The overwhelming majority of divorces are settled by agreement rather than taken to trial. Aside from the expense, time, and aggravation of a trial, a judge or jury has limited flexibility in structuring the divorce. It is almost always better for the parties to reach an agreement than to go to trial. For example, Bill has a retirement account he wants to keep intact, but there are insufficient other assets to fairly compensate Jane, who needs cash on a monthly basis. At trial, the judge or jury could only decide to split the retirement account, and Jane would have to pay penalties and taxes on every withdrawal. However, the parties could settle the case with the agreement that Bill would voluntarily pay alimony so that his retirement account would be protected and Jane would have cash each month for her needs.

Mediation is a settlement conference which is run by a person whose only job is to help the parties reach an agreement. The mediator cannot simply announce the terms of divorce, as an arbitrator could. The mediator cannot force anyone to do anything, and all proceedings are confidential. I will only work with experienced mediators have a working knowledge of Texas family law (usually, but not exclusively, the mediator will be a lawyer). I will not work with a client who has a mediated settlement agreement from a non-lawyer mediator, because I have found it nearly impossible to translate these agreements into a workable, enforceable divorce decree. 

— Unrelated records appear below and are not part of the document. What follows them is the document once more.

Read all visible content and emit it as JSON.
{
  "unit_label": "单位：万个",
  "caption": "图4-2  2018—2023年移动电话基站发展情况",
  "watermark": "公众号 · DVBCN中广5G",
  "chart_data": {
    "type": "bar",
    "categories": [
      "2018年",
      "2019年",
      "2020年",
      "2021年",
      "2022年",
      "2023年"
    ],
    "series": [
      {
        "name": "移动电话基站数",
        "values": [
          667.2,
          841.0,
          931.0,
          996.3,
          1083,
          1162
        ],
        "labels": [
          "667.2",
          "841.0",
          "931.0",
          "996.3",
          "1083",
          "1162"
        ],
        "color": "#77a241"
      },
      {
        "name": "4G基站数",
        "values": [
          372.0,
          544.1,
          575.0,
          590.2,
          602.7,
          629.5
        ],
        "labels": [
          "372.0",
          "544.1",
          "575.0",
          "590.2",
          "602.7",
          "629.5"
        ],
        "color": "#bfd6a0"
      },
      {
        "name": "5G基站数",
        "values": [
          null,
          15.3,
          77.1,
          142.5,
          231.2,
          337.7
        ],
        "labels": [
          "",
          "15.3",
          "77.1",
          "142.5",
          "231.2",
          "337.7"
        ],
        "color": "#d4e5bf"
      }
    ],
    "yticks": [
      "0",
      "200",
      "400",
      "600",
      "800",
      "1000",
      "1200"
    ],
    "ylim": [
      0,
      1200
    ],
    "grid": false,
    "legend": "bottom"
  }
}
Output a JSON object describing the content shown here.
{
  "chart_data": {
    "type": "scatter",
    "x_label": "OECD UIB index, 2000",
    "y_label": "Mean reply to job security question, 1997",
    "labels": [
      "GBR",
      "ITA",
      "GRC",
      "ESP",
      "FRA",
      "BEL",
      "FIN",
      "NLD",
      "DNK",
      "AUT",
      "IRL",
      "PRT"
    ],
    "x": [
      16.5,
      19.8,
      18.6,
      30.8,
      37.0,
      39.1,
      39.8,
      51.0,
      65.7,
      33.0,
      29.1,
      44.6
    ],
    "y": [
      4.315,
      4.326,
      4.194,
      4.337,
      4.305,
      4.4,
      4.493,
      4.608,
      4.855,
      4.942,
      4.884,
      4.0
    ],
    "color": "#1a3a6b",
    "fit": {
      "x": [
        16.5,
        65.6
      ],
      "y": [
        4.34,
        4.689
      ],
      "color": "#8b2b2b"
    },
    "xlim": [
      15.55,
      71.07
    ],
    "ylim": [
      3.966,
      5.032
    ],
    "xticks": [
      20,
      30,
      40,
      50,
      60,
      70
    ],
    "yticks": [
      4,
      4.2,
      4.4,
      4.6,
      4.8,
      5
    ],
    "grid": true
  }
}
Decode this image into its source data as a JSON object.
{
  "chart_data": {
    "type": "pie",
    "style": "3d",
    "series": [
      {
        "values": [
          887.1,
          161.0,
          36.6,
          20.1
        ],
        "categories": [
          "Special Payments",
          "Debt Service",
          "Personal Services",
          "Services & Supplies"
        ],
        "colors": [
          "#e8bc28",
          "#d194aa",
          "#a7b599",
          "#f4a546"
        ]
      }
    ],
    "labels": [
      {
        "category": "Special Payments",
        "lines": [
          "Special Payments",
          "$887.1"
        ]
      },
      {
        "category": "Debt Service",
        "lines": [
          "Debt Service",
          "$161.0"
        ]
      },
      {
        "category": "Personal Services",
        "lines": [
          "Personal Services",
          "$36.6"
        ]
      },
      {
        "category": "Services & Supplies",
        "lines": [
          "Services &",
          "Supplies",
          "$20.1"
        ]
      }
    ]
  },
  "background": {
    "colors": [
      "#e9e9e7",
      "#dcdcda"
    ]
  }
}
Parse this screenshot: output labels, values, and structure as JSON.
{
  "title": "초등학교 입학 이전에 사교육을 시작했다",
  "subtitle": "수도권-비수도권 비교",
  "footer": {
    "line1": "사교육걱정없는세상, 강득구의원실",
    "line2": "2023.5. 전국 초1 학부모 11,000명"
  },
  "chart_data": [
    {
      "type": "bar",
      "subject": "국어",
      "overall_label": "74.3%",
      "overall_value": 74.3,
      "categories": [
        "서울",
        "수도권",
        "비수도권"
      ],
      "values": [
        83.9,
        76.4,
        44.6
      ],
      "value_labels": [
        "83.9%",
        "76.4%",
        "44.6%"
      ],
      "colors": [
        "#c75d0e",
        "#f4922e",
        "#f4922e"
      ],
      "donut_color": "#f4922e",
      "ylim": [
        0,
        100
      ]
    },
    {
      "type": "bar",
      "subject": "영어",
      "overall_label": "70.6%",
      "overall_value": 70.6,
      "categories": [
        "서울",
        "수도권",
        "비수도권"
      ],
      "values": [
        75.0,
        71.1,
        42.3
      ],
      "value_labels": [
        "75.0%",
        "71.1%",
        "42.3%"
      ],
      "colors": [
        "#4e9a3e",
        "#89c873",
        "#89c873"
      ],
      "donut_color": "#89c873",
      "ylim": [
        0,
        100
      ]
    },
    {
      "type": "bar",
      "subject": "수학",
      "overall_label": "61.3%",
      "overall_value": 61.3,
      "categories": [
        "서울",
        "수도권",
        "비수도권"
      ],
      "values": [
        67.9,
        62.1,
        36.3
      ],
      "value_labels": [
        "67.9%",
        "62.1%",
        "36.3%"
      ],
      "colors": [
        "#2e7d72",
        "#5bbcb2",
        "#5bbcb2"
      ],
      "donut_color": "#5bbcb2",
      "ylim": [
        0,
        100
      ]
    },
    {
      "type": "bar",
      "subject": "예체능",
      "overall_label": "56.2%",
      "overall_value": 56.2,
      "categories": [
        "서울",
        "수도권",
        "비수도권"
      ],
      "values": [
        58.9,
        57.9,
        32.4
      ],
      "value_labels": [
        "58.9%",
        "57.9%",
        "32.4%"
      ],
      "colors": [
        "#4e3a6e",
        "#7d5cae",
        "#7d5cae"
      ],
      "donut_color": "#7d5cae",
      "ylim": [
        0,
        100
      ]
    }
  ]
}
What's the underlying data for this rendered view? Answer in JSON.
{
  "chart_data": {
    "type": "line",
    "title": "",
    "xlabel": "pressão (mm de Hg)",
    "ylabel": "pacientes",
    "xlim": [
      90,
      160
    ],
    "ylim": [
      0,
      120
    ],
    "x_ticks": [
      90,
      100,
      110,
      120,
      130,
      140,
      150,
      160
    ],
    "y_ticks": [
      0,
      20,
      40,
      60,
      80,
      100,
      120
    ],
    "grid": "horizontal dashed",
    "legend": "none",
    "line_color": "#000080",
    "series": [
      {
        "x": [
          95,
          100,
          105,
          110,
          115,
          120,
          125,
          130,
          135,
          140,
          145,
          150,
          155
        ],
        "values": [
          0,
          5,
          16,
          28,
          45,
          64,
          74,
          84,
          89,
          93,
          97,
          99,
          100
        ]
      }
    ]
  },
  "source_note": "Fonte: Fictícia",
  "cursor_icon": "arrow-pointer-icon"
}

Because judges view mediation as a "good thing," and because cases that settle do not clog up the court's dockets with trials, you should expect your case to be ordered to mediation if it looks like it's headed for trial. If you reach an agreement before the mediation date, you will not have to pay for the mediator or for my fees attending mediation. But you cannot get to trial without at least trying mediation first. And it always surprises me how often parties that I thought were heading for trial were able to reach an agreement at mediation.